チャットボット、パーソナルアシスタントなどの質問応答にしても、所詮は人間があらかじめこういう質問があったときはこういう応答をするといういくつかのパターンを入力しておき、何か質問があったときにその質問のキーワードをいくつかに分解し、そのキーワードの組み合わせに最も近い応答例をアウトプットするだけのことです。したがって、その質問に対する応答の内容の精度を上げるためには、相当の数のパターンを入力しておく必要があります。したがって、人間があらかじめQ&A形式で入力していない内容の質問があった場合はAIは応答できないのです。
このいかにもアナログで膨大な手間暇のかかる作業から抜けることはできていません。
論理的アルゴリズムの発明が必要
これを打破するためには、根本的に新しいアルゴリズムの発明が必要となります。それには、ニューロンモデルがディープラーニングを産んだように人間の論理的思考回路の学習モデルをまず解明しなくてはなりません。
つまり、人間はある知識を記憶したあとにその知識に関する質問をされた場合、まずその質問内容を理解しようとし、理解が出来たら、あらかじめ記憶していた知識を思い出しながら、答えようとします。試験などはその典型的な行為です。
今のAIは質問内容を理解することはできたとしても、人間の「思い出す」という行為、つまり、記憶の中の該当する知識を選択し、質問内容に当てはめる行為をAIに自ら行わせるということはできないのです。考え方はとてもシンプルなのにAIが未だにできないなんて不思議ですね。
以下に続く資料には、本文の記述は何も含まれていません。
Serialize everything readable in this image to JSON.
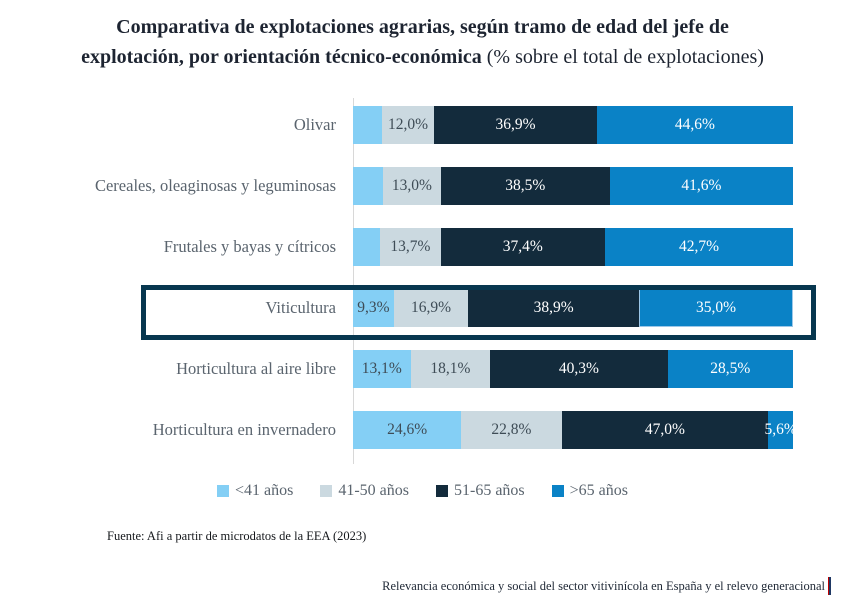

AIは記憶と計算は人間よりも優れていますが、「言語の意味」と「読解力」が不得手です。
東ロボくんも言葉の意味が苦手で東大を断念
2011年から2016年にかけて日本の国立情報学研究所(大学共同利用機関法人 情報・システム研究機構)が中心となって行われたプロジェクト「ロボットは東大に入れるか」において東京大学に合格できるだけの能力を身につけることを目標として「東ロボくん」の研究・開発が進められました。しかし、2015年6月の進研模試で偏差値57.8をマークするところまで成績を上げましたが、東大合格に必要となる読解力に問題があり、ビッグデータと深層学習を利用した統計的学習という現在のAI理論ではこれ以上の成績向上は不可能であり、何らかのブレイクスルーがない限りは東大合格は不可能と判断され、開発は凍結され、2016年11月に東京大学合格を断念したことが発表されました。
このAIにしても言葉の意味を理解した上で問題を解くというよりも、膨大なビッグデータの中から過去問などと照合させて最も近い答えを出すというアルゴリズムを適用させているため、本当にその問題を理解した上でAIが論理的な思考経路を辿って答えを導いたものではないということに注目してください。つまり、今のAIは論理的に100%の回答を出すアルゴリズムではなく、膨大なビッグデータの中から統計・確率的な手法で答えを出しているのです。そこには単に統計処理が行われているだけであって人間の思考方法とはかけ離れています。
AIが人間を超えるための必要条件
結局、AIに人間と同じように論理的思考をさせるためには、一つひとつの言葉の意味をしっかりと覚えさせ、読解力を養わせないと人間を超えることはできません。
人間は小学一年生から長い時間をかけて一つひとつの言葉の意味や基本的な文法を学んできました。AIには、まず、それらの基本的な国語の能力を身につけさせる必要があります。これは自然言語処理分野の研究課題となるでしょうが、早急にそのアルゴリズムを確立していただきたいものです。
その上で、膨大な知識データを利用して質問に対する回答を組み立てるアルゴリズムを発明する必要があります。
まとめ
人間が普段何気なく行っている「考える」という行為は、とてつもなく高度な行為であり、現在のAIには真似できないものです。今のAIが質問に対して答えている内容は人間があらかじめ用意した内容かまたはビッグデータの中にあるキーワードから統計的に処理してアウトプットしたものであり決してAIが論理的に考えて判断したものではありません。したがって、その回答には理由を付けることはできません。
この知識データを利用してAI自らがいろいろな事例を自己学習して、人間の質問に対してAI自らが論理的に考え、理由を付けて回答をアウトプットできれば、いろいろな場面で社会の役に立つものと思われます。